En ordonnant l’importation massive d’ovins à quelques mois de l’Aïd el-Adha 2026, le président Abdelmadjid Tebboune reconduit une solution d’urgence qui interroge sur l’état réel de la filière nationale et sur la dépendance croissante du pays aux marchés extérieurs.
À l’approche de l’Aïd el-Adha 2026, les autorités algériennes ont choisi d’anticiper la régulation du marché de la viande ovine par une mesure lourde de sens : l’importation d’un million de moutons.
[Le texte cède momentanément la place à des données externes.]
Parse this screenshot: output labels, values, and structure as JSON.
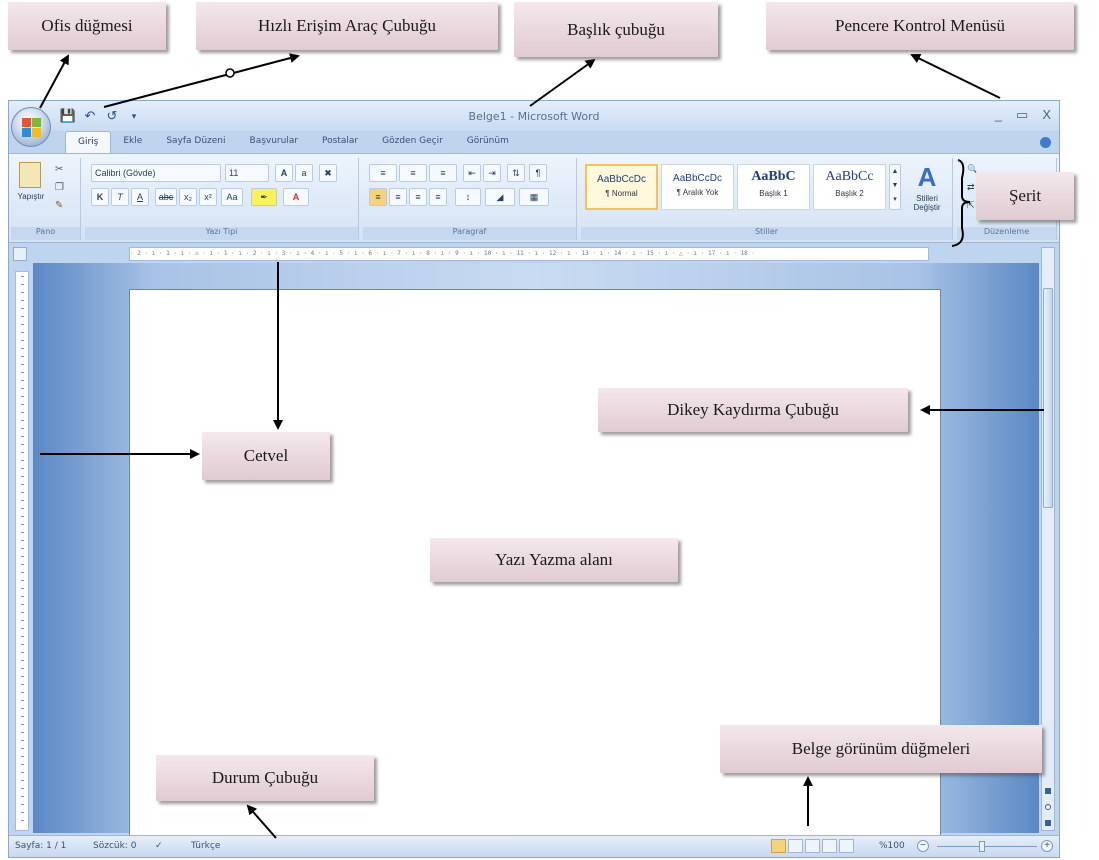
{
  "annotations": {
    "office_button": "Ofis düğmesi",
    "quick_access": "Hızlı Erişim Araç Çubuğu",
    "title_bar": "Başlık çubuğu",
    "window_control": "Pencere Kontrol Menüsü",
    "ribbon": "Şerit",
    "ruler": "Cetvel",
    "vertical_scroll": "Dikey Kaydırma Çubuğu",
    "writing_area": "Yazı Yazma alanı",
    "view_buttons": "Belge görünüm düğmeleri",
    "status_bar": "Durum Çubuğu"
  },
  "window": {
    "title": "Belge1 - Microsoft Word",
    "controls": [
      "_",
      "▭",
      "X"
    ]
  },
  "tabs": [
    "Giriş",
    "Ekle",
    "Sayfa Düzeni",
    "Başvurular",
    "Postalar",
    "Gözden Geçir",
    "Görünüm"
  ],
  "ribbon": {
    "groups": {
      "clipboard": "Pano",
      "font": "Yazı Tipi",
      "paragraph": "Paragraf",
      "styles": "Stiller",
      "editing": "Düzenleme"
    },
    "paste_label": "Yapıştır",
    "font_name": "Calibri (Gövde)",
    "font_size": "11",
    "styles": [
      {
        "sample": "AaBbCcDc",
        "name": "¶ Normal"
      },
      {
        "sample": "AaBbCcDc",
        "name": "¶ Aralık Yok"
      },
      {
        "sample": "AaBbC",
        "name": "Başlık 1"
      },
      {
        "sample": "AaBbCc",
        "name": "Başlık 2"
      }
    ],
    "change_styles": "Stilleri Değiştir"
  },
  "statusbar": {
    "page": "Sayfa: 1 / 1",
    "words": "Sözcük: 0",
    "language": "Türkçe",
    "zoom": "%100"
  },
  "colors": {
    "label_bg": "#e8d5db",
    "ribbon_bg": "#dbe7f6",
    "doc_bg": "#a8c3e6"
  }
}
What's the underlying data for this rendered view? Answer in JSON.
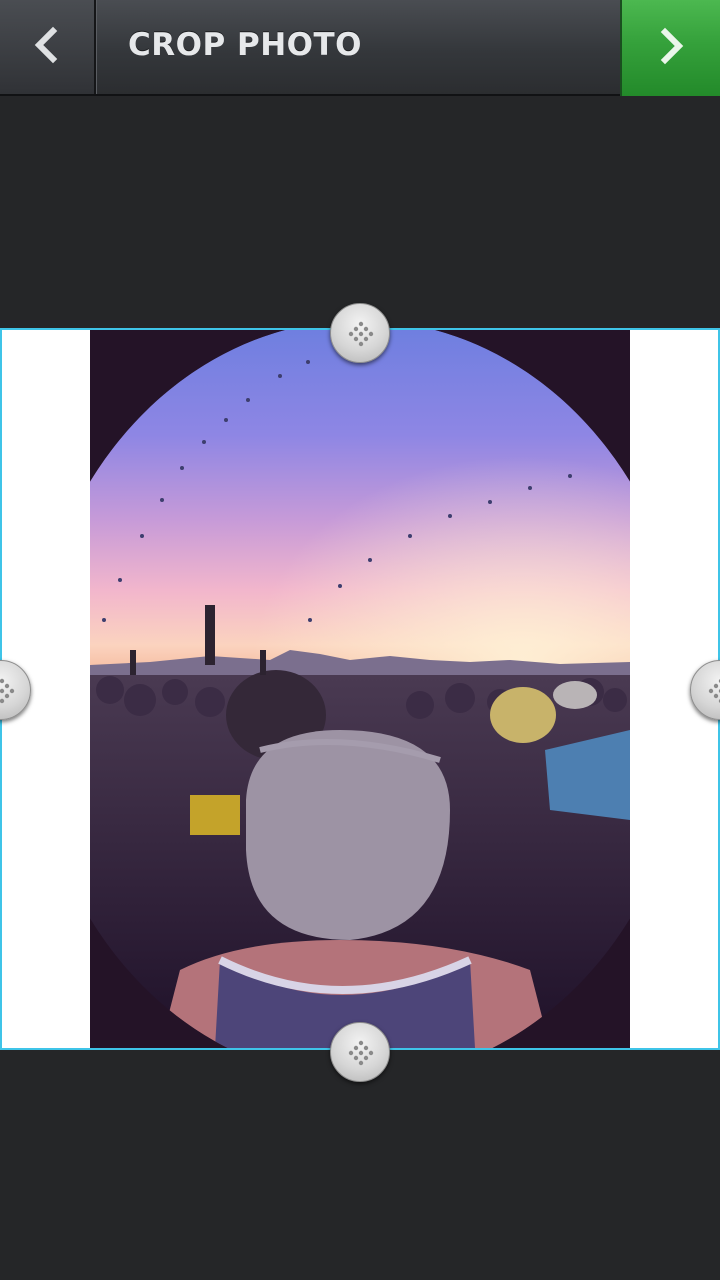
{
  "header": {
    "title": "CROP PHOTO",
    "back_icon": "chevron-left-icon",
    "next_icon": "chevron-right-icon",
    "next_color": "#36a33c"
  },
  "crop": {
    "frame_color": "#3fc4e8",
    "handle_icon": "drag-grip-icon"
  }
}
La décision, prise par le président Abdelmadjid Tebboune, a été annoncée à l’issue d’une réunion du gouvernement tenue sous la présidence du Premier ministre Sifi Ghrieb, consacrée à plusieurs dossiers économiques et organisationnels.
Officiellement, l’objectif est clair : soutenir le marché national, contenir la flambée saisonnière des prix et garantir l’accès des ménages au mouton de l’Aïd. Le chef de l’État a instruit le ministre de l’Agriculture, du Développement rural et de la Pêche d’engager immédiatement les procédures nécessaires à la mise en œuvre de cette opération, présentée comme un levier central pour préserver l’équilibre entre l’offre et la demande. En creux, cette décision révèle toutefois l’incapacité persistante du cheptel national à répondre, seul, à un pic de consommation pourtant prévisible.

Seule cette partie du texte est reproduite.